Yes, it seems obvious from the standpoint of 1945, when history was torn up by the roots, that one had to be terribly deluded to attempt any form of reasonable compromise with people quite as monstrous as the Nazis; but at the time of the Munich Agreement this was not the common view. What was the alternative to Munich? Should a half-ready Britain and a half-hearted France have gone to war that could have had an outcome even more disastrous than that of 1940? For the Fall of France is unlikely to have been followed by victory over the skies of Britain.
By the 1930s most people in Britain had come to accept that Versailles had been an 'unfair' settlement: Appeasement thus has to be viewed in that context, a reversal and a remedy to the supposed errors of 1919, which denied the Germans the right of self-determination, granted to so many others. There was nothing to suggest in 1938 that Hitler wanted war for the sake of war, and every indication that international diplomacy could be pursued down normal channels.
But even while Chamberlain talked with the dictator he speeded up British rearmament, though such a move had been vigorously opposed by the strong domestic pacifism movement and the demand for disarmament, embraced by people like Michael Foot, one of the Guilty Men authors.
Appeasement could conceivably have continued after March 1939, when Hitler unilaterally occupied Bohemia and Moravia; at least this is the view promoted by A. J. P. Taylor in The Origins of the Second World War. But for Chamberlain it was a step too far, and the British guarantee to Poland followed.

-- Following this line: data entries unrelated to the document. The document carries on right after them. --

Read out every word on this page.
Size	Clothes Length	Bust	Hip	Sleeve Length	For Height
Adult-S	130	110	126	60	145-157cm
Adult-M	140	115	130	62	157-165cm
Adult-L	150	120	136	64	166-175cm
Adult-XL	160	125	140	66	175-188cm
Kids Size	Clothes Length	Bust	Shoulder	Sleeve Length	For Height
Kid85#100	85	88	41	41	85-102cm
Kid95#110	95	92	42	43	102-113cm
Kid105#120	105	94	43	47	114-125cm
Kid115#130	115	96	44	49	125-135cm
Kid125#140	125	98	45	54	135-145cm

Appeasement bought time, though this was not really Chamberlain's chief intention, which was to solve a problem, redress a wrong and secure the peace. Since the 1960s, and the controversy surrounding Taylor's book, scholars have made serious attempts to analyse the whole thrust of British diplomacy in the broadest possible terms, free of the glib judgements and moral outrage of the past. I would particularly commend The Realities Behind Diplomacy and The Rise and Fall of the Great Powers, both by Paul Kennedy.
Here we have three principle grounds for the rationality of Appeasement: Britain did not have enough skilled workers to produce rapid rearmament without endangering the whole process of economic recovery; military chiefs advised the politicians of the country's lack of preparedness for a major international conflict; and public opinion was consistently opposed to a strong stand against the dictators outwith the League of Nations. The whole rationale is simple enough: there was nothing to be gained for England economically, strategically or politically in fighting a Second World War, a conclusion fully borne out by what followed after 1945.
I have to say that my favourite treatment of the whole subject is Maurice Cowling's The Impact of Hitler, partisan and hugely entertaining! Cowling places the whole thing in a far broader explanatory context than had been attempted hitherto. In his estimation Appeasement was a policy that made perfect sense, because it was the only way to preserve the integrity of the Empire and British power in the world. It's an interesting perspective, though the chief emphasis shifts away from international relations towards domestic economic concerns.
For an alternative view one could do no better than refer to the work of David Dilks. Here Appeasement is essentially a consequence of the failure of the peace of 1919; or the failure, to be more precise, in securing the peace against a possible resurgence of German power. Chamberlain's action was thus informed by two things: recognition of German grievances, and an equal recognition that Britain lacked the economic and military resources for war. In Dilk's words he "hoped for the best and prepared for the worst." He talked, he compromised and he rearmed. In the final months before the war British spending on armaments reached a peacetime record. Chamberlain was no dupe; Appeasement made sense.